Approximately $15 million of the $23 million gift will be invested to endow annual information technology expenditures at the College. Managed by Bowdoin’s Computing and Information Services (CIS), these include network upgrades and maintenance, desktop computers, videoconferencing, software, web site maintenance, and salaries for CIS staff, among other costs. Initially, this $15 million endowment is expected to provide an additional $750,000 a year for information technology at Bowdoin. In future years, the amount provided will grow as the endowment increases in value.
Roughly $6 million of the Druckenmiller gift will be used to establish an endowment for an educational technology working group. In 1996 Bowdoin established the Educational Technology Task Force (ETTF), a collaborative venture that enables staff trained in new educational and information technologies to work with faculty wishing to explore the use of these new technologies in teaching and research. ETTF staff also assist the Bowdoin community in monitoring changes suggested or brought about by new technologies, including changes to copyright laws, new techniques introduced by distance learning initiatives, and efforts to assess the impact of technology on student learning.

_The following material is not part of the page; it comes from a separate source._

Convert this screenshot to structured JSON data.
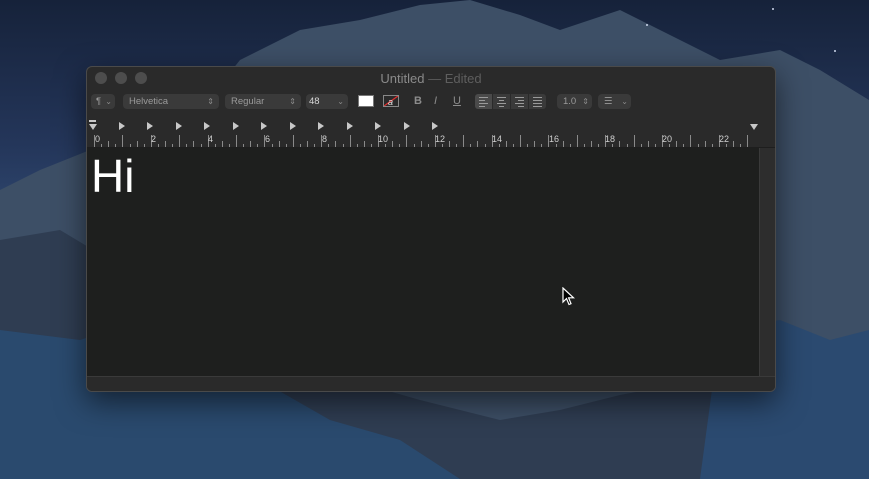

An example of how Bowdoin College professors are using technology in the classroom is available on the Apple Computer web site at: http://www.apple.com/education/hed/aua0101s/bio/
A sample of ongoing educational technology projects at Bowdoin is available on the Bowdoin College web site at: http://academic.bowdoin.edu/ettf/projects/html/index.html
Of the remaining funds, $1 million will go toward building the technological infrastructure of the Bowdoin College Library, while another $1 million will fund current information technology infrastructure needs at the College, including a major investment in staff and other resources to further develop and maintain Bowdoin’s web site (http://www.bowdoin.edu).
Druckenmiller, a member of the Bowdoin Class of 1975, is managing director at Soros Fund Management in New York where he manages several funds totaling over $20 billion which deal primarily in equities, currencies, and bonds worldwide. Druckenmiller is also chairman and owner of Duquesne Capital Management, a Pittsburgh-based firm he founded in 1981.
A native of Philadelphia, Druckenmiller was a dean's list student while at Bowdoin. He graduated magna cum laude with a double major in economics and English, and was co-recipient of the 1975 Noyes Political Economy Prize. Intending to pursue an academic career-!he enrolled in a three-year Ph.D. program in economics at the University of Michigan, but discontinued his studies to become an analyst at Pittsburgh National Bank, a position he held until he founded Duquesne Capital Management in 1981. Druckenmiller was elected to Bowdoin's Board of Overseers in 1991 and to the Board of Trustees in 1996. He is chair of the Trustee's Investment Committee and serves on the Executive Committee, the Admissions and Financial Aid Committee, and the Subcommittee on Minority Affairs.